If the Salzburg Hagen Quartet excels in fastidious precision and 
                extraordinary detail, the Petersen Quartett might broadly be considered 
                their Berlin analogue for grit and drive. Once you have heard 
                them in concert or on one of their CDs it is difficult not to 
                be enthralled by them.  
              
Had 
                  the Petersen Quartett a bigger, more international record company 
                  behind them, they would be better known outside Germany – although 
                  two tours in the US in 2005 (including a stop in Washington) 
                  have spread the word about their mix of technical excellence, 
                  emotional commitment, and challenging, stimulating programming. 
                
Most 
                  unfortunately their label of 16 years, Capriccio, has just been 
                  dragged into bankruptcy by its parent company Delta Music. One 
                  can only hope that the unofficial successor label to Capriccio, 
                  Phoenix Edition (apt name), will continue to record them, 
                  make available back catalog, and perhaps even finish their Beethoven 
                  cycle-in-progress. 
                
The 
                  second-to-last recording the Petersen Quartet issued is indicative 
                  of their strengths: It’s the second part of an unofficial Ernst 
                  Krenek String Quartet cycle containing Quartets nos. 3 and 5. 
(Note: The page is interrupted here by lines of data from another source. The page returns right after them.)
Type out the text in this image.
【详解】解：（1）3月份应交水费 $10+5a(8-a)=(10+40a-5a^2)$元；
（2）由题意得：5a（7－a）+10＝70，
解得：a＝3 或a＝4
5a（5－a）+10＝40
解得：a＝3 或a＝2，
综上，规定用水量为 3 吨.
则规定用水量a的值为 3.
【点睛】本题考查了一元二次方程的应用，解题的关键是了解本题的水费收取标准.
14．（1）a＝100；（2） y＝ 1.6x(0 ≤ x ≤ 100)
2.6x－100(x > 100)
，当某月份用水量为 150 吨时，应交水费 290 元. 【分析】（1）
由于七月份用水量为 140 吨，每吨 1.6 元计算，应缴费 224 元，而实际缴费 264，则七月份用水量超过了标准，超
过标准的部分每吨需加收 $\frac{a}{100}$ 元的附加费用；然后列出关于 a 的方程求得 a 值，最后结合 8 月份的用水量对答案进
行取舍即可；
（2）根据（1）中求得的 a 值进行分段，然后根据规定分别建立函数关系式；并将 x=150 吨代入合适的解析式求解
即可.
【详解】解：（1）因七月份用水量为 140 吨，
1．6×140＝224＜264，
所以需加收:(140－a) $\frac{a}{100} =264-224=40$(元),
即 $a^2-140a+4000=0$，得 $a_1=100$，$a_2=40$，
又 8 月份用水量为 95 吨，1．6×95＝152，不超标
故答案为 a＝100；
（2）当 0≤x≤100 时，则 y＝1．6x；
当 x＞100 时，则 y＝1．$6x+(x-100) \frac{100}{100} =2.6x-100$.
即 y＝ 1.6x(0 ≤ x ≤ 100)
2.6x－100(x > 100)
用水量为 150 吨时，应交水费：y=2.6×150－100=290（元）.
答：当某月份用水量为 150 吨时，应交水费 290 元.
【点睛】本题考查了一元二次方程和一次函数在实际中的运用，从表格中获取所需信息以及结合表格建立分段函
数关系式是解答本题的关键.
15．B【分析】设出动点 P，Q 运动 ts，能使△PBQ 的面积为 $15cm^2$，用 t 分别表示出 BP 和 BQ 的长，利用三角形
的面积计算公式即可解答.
                  Although the music takes getting used to for all but those ears 
                  deeply steeped in the harsher examples of 20th century 
                  string quartet writing, it whets the appetite for the other 
                  four quartets of Krenek they have not yet recorded. 
                
Krenek 
                  is a composer who has achieved a permanent place in the pantheon 
                  of music through historic importance, more than awareness of 
                  his work. His opera “Jonny Spielt Auf” defined a musical schism 
                  in Europe and rang in a new era of music when it shocked and 
                  fascinated audiences in 1927. “Jonny” was pitched against Korngold’s 
                  sumptuous, romantic opera Das Wunder der Heliane, a cigarette 
                  (still available) named after it, and plays a prominent role 
                  in the chapter on Berlin in the 1920s of Alex Ross’s “The Rest 
                  is Noise”. All that makes Krenek seem a far-away composer, part 
                  of the pre-World War II past in the way Korngold or Joseph Marx 
                  or Franz Mittler 
                  are thought of – not a composer who lived until 1991 and who 
                  covers about as many musical styles as the 20th century 
                  offered, and who retraced the musical development of pre-War 
                  Europe in a post-Schubertian sort of Winterreise (Reisebuch, 
                  op.62, 1929). 
                
On 
                  the Petersen’s recording we are faced with Krenek the youthful 
                  composer of string quartets, starting with his Third Quartet 
                  from 1921, written at a time when he was (briefly) married to 
                  Alma Mahler and moving away from the “mercilessly dissonant 
                  style of [his] youth” (Krenek). Superficially it resembles the 
                  Bartók quartets, but without the whipping, driving rhythms of 
                  his Hungarian colleague. There is not much that would remind 
                  of his teacher Schreker or his mentor Zemlinsky, who was fascinated 
                  when he heard this work premiered by the dedicatee Hindemith’s 
                  Amor Quartet. 
                
              
For 
                ears less attuned to structural and compositional qualities in 
                ‘difficult’ music than Zemlinsky’s, it will take repeat listening 
                to unlock the severe beauty and the wealth of ideas that the Peterson 
                Quartet so arduously advocates. Perhaps better turn to the Fifth 
                Quartet first: “The highpoint of Krenek’s use of the Schubertian 
                aesthetic” is a common description of his op.65, but not terribly 
                meaningful to these ears. What I do hear is a highly chromatic 
                lament and farewell to tonality. It’s a bear of a quartet, about 
                40 minutes long, opening with a sonata-form Allegro, meandering 
                through 10 thematic variations for its second movement and closing 
                with a 12 minute Phantasie. This is wistful, intense stuff 
                and sounds more than three years apart from Krenek’s first dodecaphonic 
                opera Karl V (see  
                review) that would follow in 1933 (preceding Lulu by 
                one year). Jarring and sweet, lyrical and wondrously twisted, 
                these 40 minutes are like a last panoply of a dying musical style. 
                A beached whale of tonality, strange and out of place and continually 
                fascinating: another example that Krenek cannot be pinned down 
                to any style or even stylistic trajectory.  
              
The 
                  first Krenek disc of Conrad Muck & Daniel Bell (violin), 
                  Friedemann Weigle (viola), and Henry-David Varema (cello) – 
                  was a prize-winning effort. This one should be, too.